Increased loan loss provisioning is not due to a growing number or a change in the composition of NPLs.
What is most likely occurring is that banks are increasing impairment losses in anticipation of future NPLs. As mentioned above banks are required to take a 2% impairment loss on loans in the special mention category, loans for which there are a reasonable suspicion of default. Additionally, in accordance with new accounting standards (Chinese language) for listed banks adopted in 2006, banks must take greater impairment losses on sectors that are deemed to be riskier, such as loans to property developers and local government investment platforms. A growing number of risky loans has led banks to take increasing loan loss provisions despite a declining number of NPLs.
The chart below shows that not only are loan loss provisions growing in absolute terms, but also that the provision coverage ratio (provisions/ NPLs) has more than doubled in the past three years, increasing from 133 percent to 270 percent. This is far in excess of the required level of 150 percent banks must adhere to starting next year (Chinese language).
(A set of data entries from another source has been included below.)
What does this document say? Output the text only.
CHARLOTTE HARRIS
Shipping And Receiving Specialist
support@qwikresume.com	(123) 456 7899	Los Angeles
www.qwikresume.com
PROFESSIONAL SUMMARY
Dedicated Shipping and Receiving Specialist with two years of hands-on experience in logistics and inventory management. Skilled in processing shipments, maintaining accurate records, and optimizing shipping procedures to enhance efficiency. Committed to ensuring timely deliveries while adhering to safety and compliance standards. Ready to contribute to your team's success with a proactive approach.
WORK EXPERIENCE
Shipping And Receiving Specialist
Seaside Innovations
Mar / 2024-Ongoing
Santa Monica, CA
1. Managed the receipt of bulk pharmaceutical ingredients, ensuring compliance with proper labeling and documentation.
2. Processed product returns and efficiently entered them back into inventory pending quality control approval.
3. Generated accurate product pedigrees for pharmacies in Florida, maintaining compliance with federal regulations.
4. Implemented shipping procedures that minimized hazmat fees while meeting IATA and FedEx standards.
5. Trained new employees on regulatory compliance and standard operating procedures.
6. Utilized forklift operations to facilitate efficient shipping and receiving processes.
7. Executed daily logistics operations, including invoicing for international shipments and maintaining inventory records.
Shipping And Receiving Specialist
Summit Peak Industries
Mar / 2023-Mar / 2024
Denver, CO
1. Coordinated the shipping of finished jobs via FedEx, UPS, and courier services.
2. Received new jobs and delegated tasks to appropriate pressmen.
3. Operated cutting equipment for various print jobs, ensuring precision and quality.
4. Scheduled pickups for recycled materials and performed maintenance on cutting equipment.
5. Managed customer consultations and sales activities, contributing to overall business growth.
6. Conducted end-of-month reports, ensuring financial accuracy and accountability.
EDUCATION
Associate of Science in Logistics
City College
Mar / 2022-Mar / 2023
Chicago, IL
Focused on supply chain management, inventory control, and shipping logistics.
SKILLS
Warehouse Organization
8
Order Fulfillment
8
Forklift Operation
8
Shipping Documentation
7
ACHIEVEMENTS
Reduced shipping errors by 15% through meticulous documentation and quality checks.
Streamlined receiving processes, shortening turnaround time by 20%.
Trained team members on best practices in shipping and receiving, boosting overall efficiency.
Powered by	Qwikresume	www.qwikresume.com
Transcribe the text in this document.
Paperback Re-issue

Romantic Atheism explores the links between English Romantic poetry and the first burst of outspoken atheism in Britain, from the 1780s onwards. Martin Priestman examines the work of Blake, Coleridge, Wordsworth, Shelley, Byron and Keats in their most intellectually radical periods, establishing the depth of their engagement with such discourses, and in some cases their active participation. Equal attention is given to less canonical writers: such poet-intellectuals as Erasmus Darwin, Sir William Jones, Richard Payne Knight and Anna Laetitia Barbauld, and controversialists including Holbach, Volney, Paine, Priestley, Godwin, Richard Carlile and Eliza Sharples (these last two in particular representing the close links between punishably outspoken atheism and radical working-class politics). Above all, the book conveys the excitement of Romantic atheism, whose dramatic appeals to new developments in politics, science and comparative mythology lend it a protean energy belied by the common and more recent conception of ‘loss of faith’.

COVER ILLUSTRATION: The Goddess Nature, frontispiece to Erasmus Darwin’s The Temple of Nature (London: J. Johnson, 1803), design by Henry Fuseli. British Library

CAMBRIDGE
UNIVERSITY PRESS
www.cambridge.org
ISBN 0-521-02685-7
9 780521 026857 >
So what can we take away from all this? According to the loan classification standards, even if a borrower is not yet in default, Chinese banks must take loan impairment losses if there are concerns about repayment or the loans are to a risky industry.
An increase in the provision coverage ratio (provisions/NPLs) can therefore be a leading indicator of a potentially deteriorating loan portfolio. The current increase in the provision coverage ratio is consistent with expectations that there will be an uptick in the number of NPLs next year.
It’s possible that many of the current loan impairment losses may be reversed as the financial situation of the borrowers improves. However, if the slowdown in the Chinese economy continues many of these loans might further deteriorate, forcing additional loan impairment losses and hurting bank profitability. It’s safe to say that in the environment of credit tightening and slowing economic growth this possibility weighs heavily on the minds of Chinese bank managers.